To scrape the DACs we need to specify the data domains. These variables will default to the correct domain, but for debugging purposes it can be useful to alter these:

CONTENTRECORD_DAC_DATA_DOMAIN
FEED_DAC_DATA_DOMAIN
MYSKY_PROFILE_DAC_DATA_DOMAIN

Usage

docker-compose up -d
npm run start

If you want to develop or debug manually, you can comment out the scraper service and connect only to mongo. Then however you have to start the scraper manually by executing start.sh in scripts.

NOTE: the scraper runs off of user data that needs to be feeded to the scraper. That data are users, so there is a user discovery part that is not included in the scraper, instead there's another process that simply inserts an empty user object in the database, which gets picked up by the scraper from there on out.

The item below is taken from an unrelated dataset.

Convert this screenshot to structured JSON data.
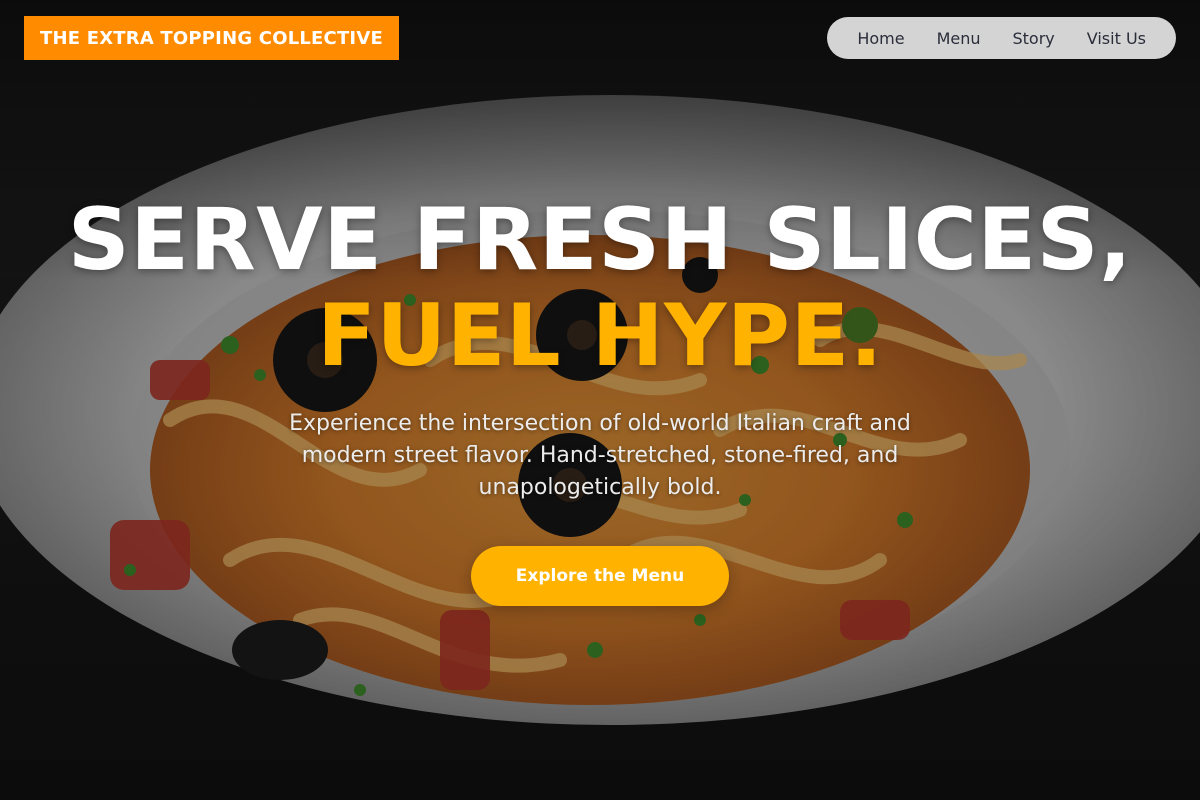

This is important if you want to debug the scraper. To do so, simply insert a user record manually. See utils.ts for an example of an empty user object.

You can do this through the mongo shell or use a mongo client like Robo3T or MongoDB Compass. We bootstrap a bunch of users when the scraper starts.

scripts

The script folder contains a publish.sh that will build the image and publish it to our docker hub.